Trivial examples: behavior of 1/x is quite different for x>0 and x<0. Behavior of exp(1/x) even more so.

$1/x$ and $exp(1/x)$ are not analytic at $x=0$, so those are not counterexamples. The definition of a function $f(x)$ being analytic at $x=0$ is that there is a convergent Taylor series of the form $f(x) = a + b x + c x^2 + ...$. [edit] (With only positive powers of $x$)

 

[nikkkom]

$1/x$ and $exp(1/x)$ are not analytic at $x=0$, so those are not counterexamples. The definition of a function $f(x)$ being analytic at $x=0$ is that there is a convergent Taylor series of the form $f(x) = a + b x + c x^2 + ...$. [edit] (With only positive powers of $x$)

My point was not about functions being analytic.

My point is that qualitative differences are more likely to appear when you go from 0.0001 to -0.0001 than when you go from 0.5001 to 0.4999. Often, sign matters a lot.

 

[stevendaryl]

My point was not about functions being analytic.

My point is that qualitative differences are more likely to appear when you go from 0.0001 to -0.0001 than when you go from 0.5001 to 0.4999. Often, sign matters a lot.

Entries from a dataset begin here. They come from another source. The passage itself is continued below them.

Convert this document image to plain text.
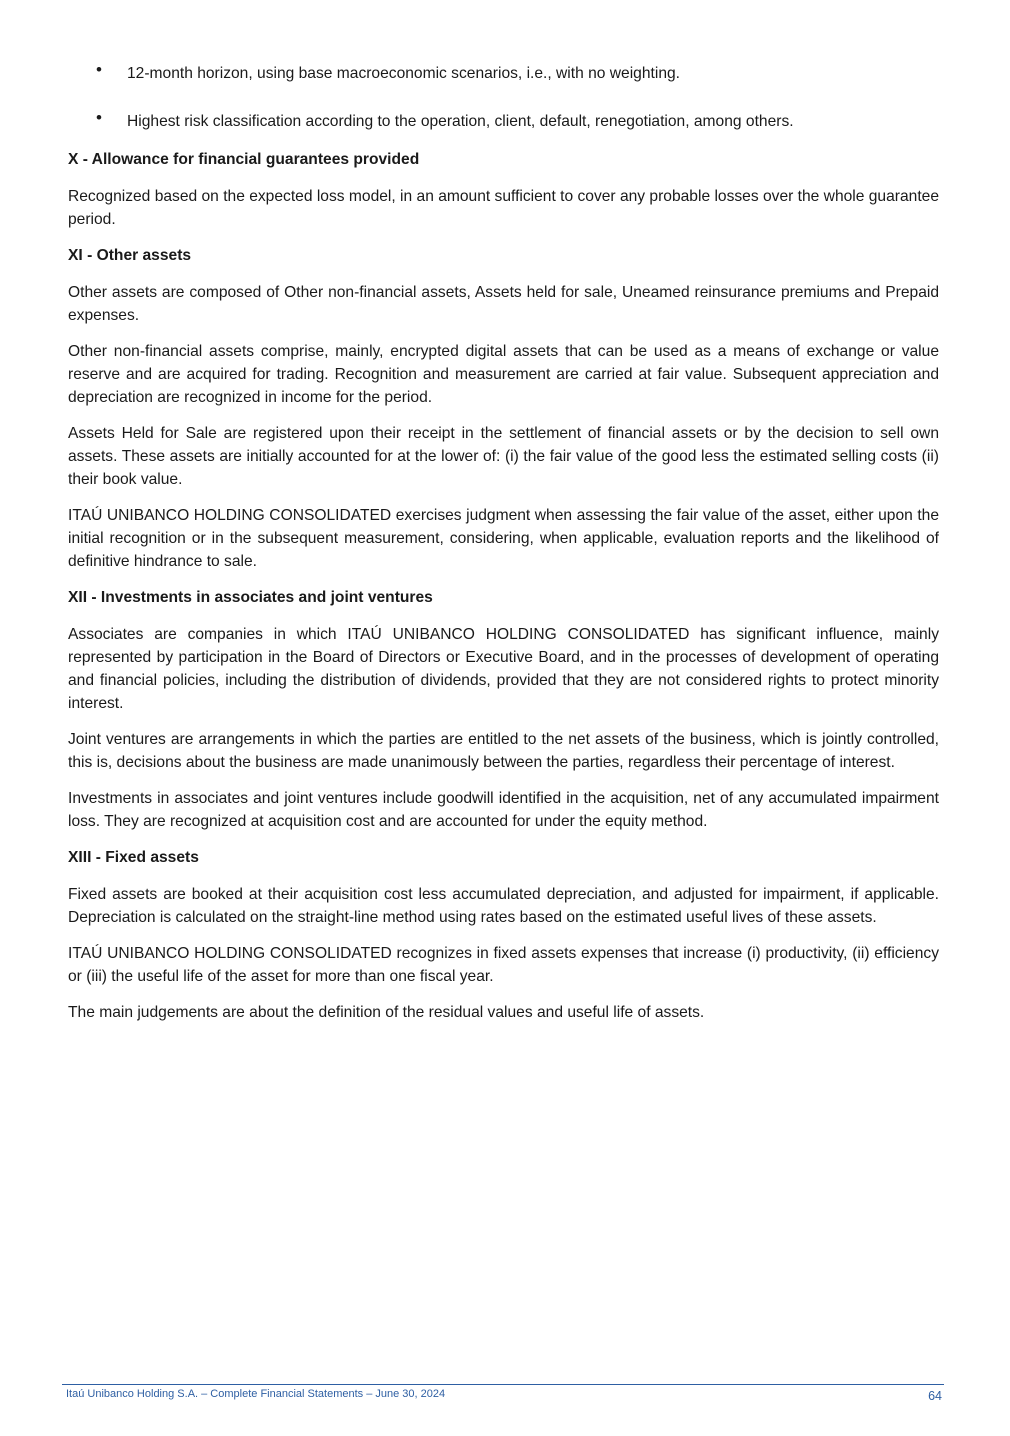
• 12-month horizon, using base macroeconomic scenarios, i.e., with no weighting.
• Highest risk classification according to the operation, client, default, renegotiation, among others.
X - Allowance for financial guarantees provided

Recognized based on the expected loss model, in an amount sufficient to cover any probable losses over the whole guarantee period.

XI - Other assets

Other assets are composed of Other non-financial assets, Assets held for sale, Uneamed reinsurance premiums and Prepaid expenses.

Other non-financial assets comprise, mainly, encrypted digital assets that can be used as a means of exchange or value reserve and are acquired for trading. Recognition and measurement are carried at fair value. Subsequent appreciation and depreciation are recognized in income for the period.

Assets Held for Sale are registered upon their receipt in the settlement of financial assets or by the decision to sell own assets. These assets are initially accounted for at the lower of: (i) the fair value of the good less the estimated selling costs (ii) their book value.

ITAÚ UNIBANCO HOLDING CONSOLIDATED exercises judgment when assessing the fair value of the asset, either upon the initial recognition or in the subsequent measurement, considering, when applicable, evaluation reports and the likelihood of definitive hindrance to sale.

XII - Investments in associates and joint ventures

Associates are companies in which ITAÚ UNIBANCO HOLDING CONSOLIDATED has significant influence, mainly represented by participation in the Board of Directors or Executive Board, and in the processes of development of operating and financial policies, including the distribution of dividends, provided that they are not considered rights to protect minority interest.

Joint ventures are arrangements in which the parties are entitled to the net assets of the business, which is jointly controlled, this is, decisions about the business are made unanimously between the parties, regardless their percentage of interest.

Investments in associates and joint ventures include goodwill identified in the acquisition, net of any accumulated impairment loss. They are recognized at acquisition cost and are accounted for under the equity method.

XIII - Fixed assets

Fixed assets are booked at their acquisition cost less accumulated depreciation, and adjusted for impairment, if applicable. Depreciation is calculated on the straight-line method using rates based on the estimated useful lives of these assets.

ITAÚ UNIBANCO HOLDING CONSOLIDATED recognizes in fixed assets expenses that increase (i) productivity, (ii) efficiency or (iii) the useful life of the asset for more than one fiscal year.

The main judgements are about the definition of the residual values and useful life of assets.

Itaú Unibanco Holding S.A. – Complete Financial Statements – June 30, 2024	64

Right, but the sign change making a huge difference is a sign (no pun intended) that things are not analytic in whatever parameter you're considering. Not analytic implies that whatever it is can't be expanded in a convergent power series.

 

[Strum]

I do not know much about this stuff but according to the wiki article on Landau poles (https://en.wikipedia.org/wiki/Landau_pole), some russian guy recently showed that the beta function does not blow up in QED. Isn't this in contrast with the calculations discussed in the text?

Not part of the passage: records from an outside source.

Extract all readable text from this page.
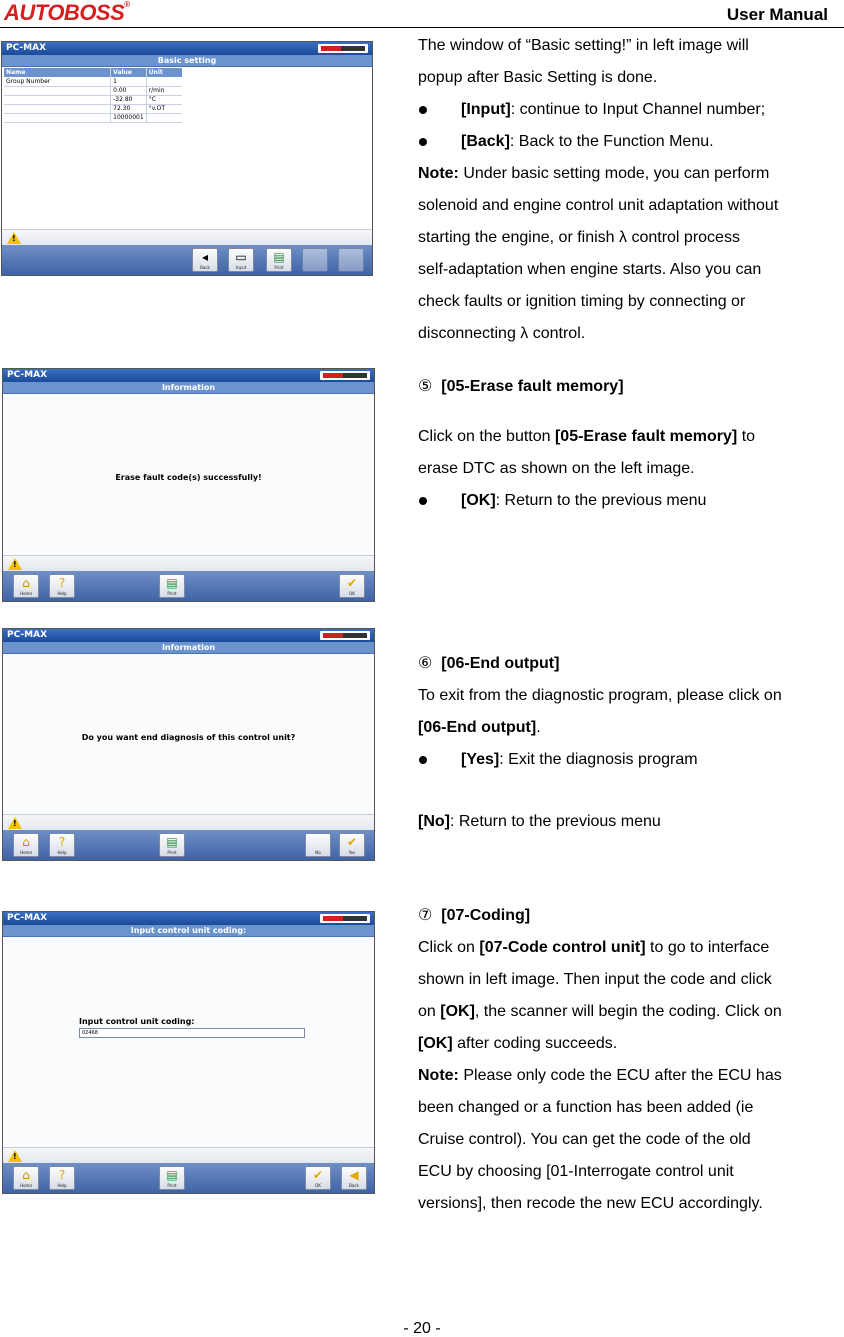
AUTOBOSS®
User Manual
PC-MAX
Basic setting
Name	Value	Unit
Group Number	1	
	0.00	r/min
	-32.80	°C
	72.30	°v.OT
	10000001	
!
◂
Back
▭
Input
▤
Print
PC-MAX
Information
Erase fault code(s) successfully!
!
⌂
Home
?
Help
▤
Print
✔
OK
PC-MAX
Information
Do you want end diagnosis of this control unit?
!
⌂
Home
?
Help
▤
Print	No
✔
Yes
PC-MAX
Input control unit coding:
Input control unit coding:
02468
!
⌂
Home
?
Help
▤
Print
✔
OK
◀
Back

The window of “Basic setting!” in left image will

popup after Basic Setting is done.

[Input]: continue to Input Channel number;

[Back]: Back to the Function Menu.

Note: Under basic setting mode, you can perform

solenoid and engine control unit adaptation without

starting the engine, or finish λ control process

self-adaptation when engine starts. Also you can

check faults or ignition timing by connecting or

disconnecting λ control.

⑤ [05-Erase fault memory]

Click on the button [05-Erase fault memory] to

erase DTC as shown on the left image.

[OK]: Return to the previous menu

⑥ [06-End output]

To exit from the diagnostic program, please click on

[06-End output].

[Yes]: Exit the diagnosis program

[No]: Return to the previous menu

⑦ [07-Coding]

Click on [07-Code control unit] to go to interface

shown in left image. Then input the code and click

on [OK], the scanner will begin the coding. Click on

[OK] after coding succeeds.

Note: Please only code the ECU after the ECU has

been changed or a function has been added (ie

Cruise control). You can get the code of the old

ECU by choosing [01-Interrogate control unit

versions], then recode the new ECU accordingly.

- 20 -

Also somewhat related, in the appendix of Robert Helling's http://homepages.physik.uni-muenchen.de/~helling/classical_fields.pdf he shows that in ordinary $\phi^{4}$ theory with a weird sign we have solutions in 1d to the equations of motion given by $\phi \sim tanh(x)$. He then makes the comment

We see that the action scales like 1/g. Thus, in a path integral (which gives the classical theory in the $\hbar \rightarrow 0$ saddle point approximation), these solutions contribute with a weight $\exp(-\frac{1}{g}$ which is exponentially small for small g as we assume it in the perturbative analysis. In fact, due to the essential singularity of this expression at $g = 0$, all $g$-derivatives vanish at $g= 0$ and thus in a Taylor expansion (as we assume it for the perturbative Ansatz), this function is indistinguishable from 0. Thus, these “solitonic” solutions are missed by a perturbative expansion. It is believed that these missed solutions are the reason that the perturbative expansion cannot be convergent to the exact solution

Is there any way to make these comments a bit more concrete? A simple calculation for example.